Zé Maria sentiu-se obviamente ofendido pela atitude condescendente do apresentador. A gafe deste expressava sem rodeios o racismo, a privação económica e a ausência de representação política ou de direitos, sentida de forma subtil pela maioria dos angolanos a viver nos musseques. Os habitantes do musseque diriam “o meu sofrimento, sim, mas também o nosso”.
A música, na Angola colonial, era escrita na dor, em privado, e torná-la pública era torná-la colectiva. O som e talvez até o processo, atraíam os brancos e no ínicio dos anos 70, num revirar irónico da narrativa lusotropicalista, muitos foram até aos musseques para ouvir os Ngola Ritmos e outras bandas populares. Afinal, era a música angolana e os africanos que produziam a cultura, tãp cosmopolita como africana, que atraía as audiências europeias.

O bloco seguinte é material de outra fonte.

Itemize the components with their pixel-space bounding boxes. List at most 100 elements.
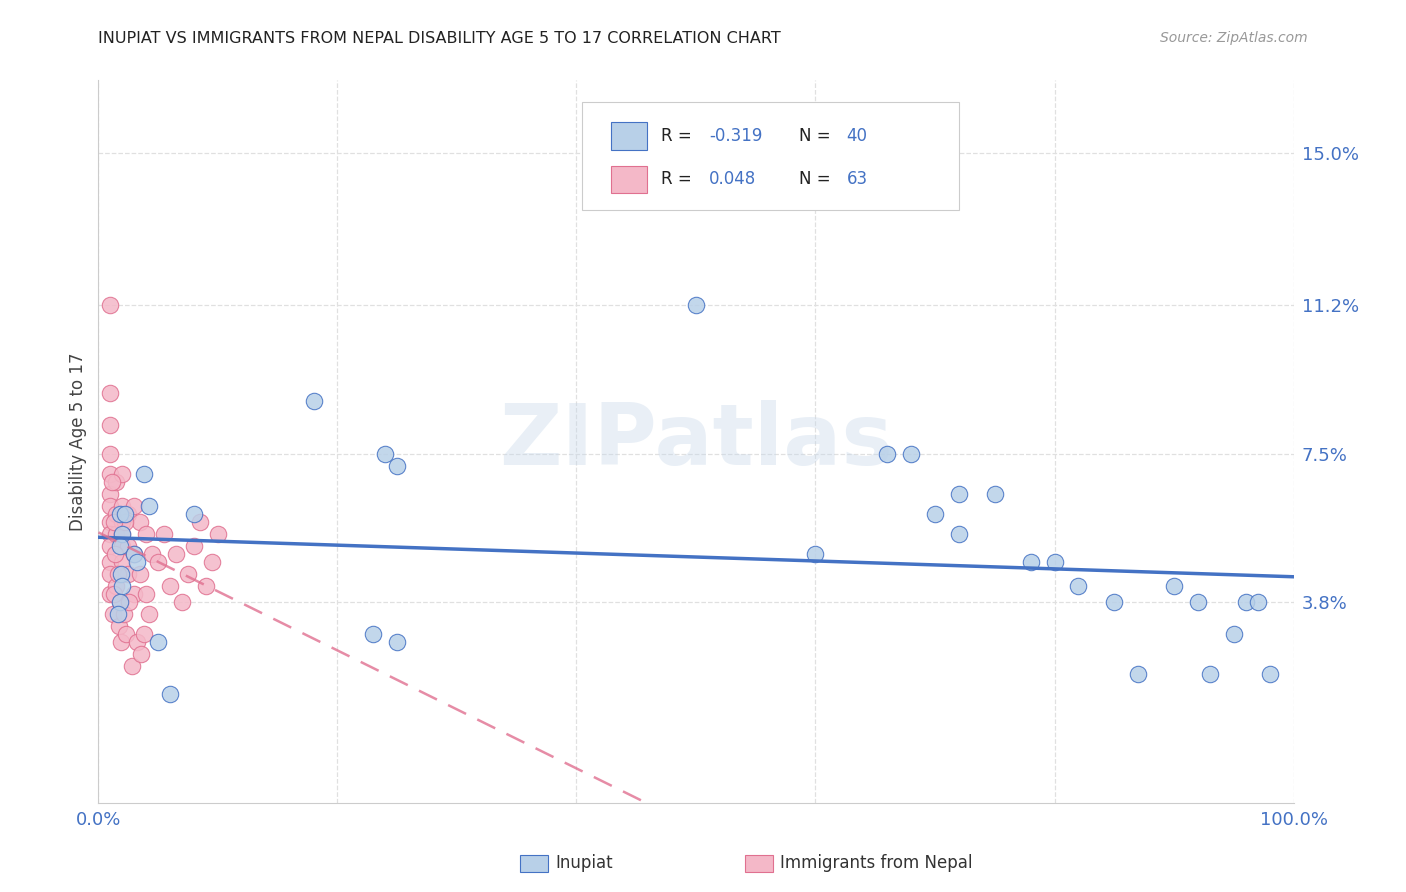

Como esta anedota evidencia, o contexto e a localização estão na base da interpretação da música. As letras eram apenas um dos elementos das canções, que os angolanos a viver nos musseques e por todo o país achavam atraente. Entre meados dos anos 50 e o início dos 70, escritores de canções e músicos exploravam as limitações da vida sob o jugo colonial, enquanto punham as pessoas dançar.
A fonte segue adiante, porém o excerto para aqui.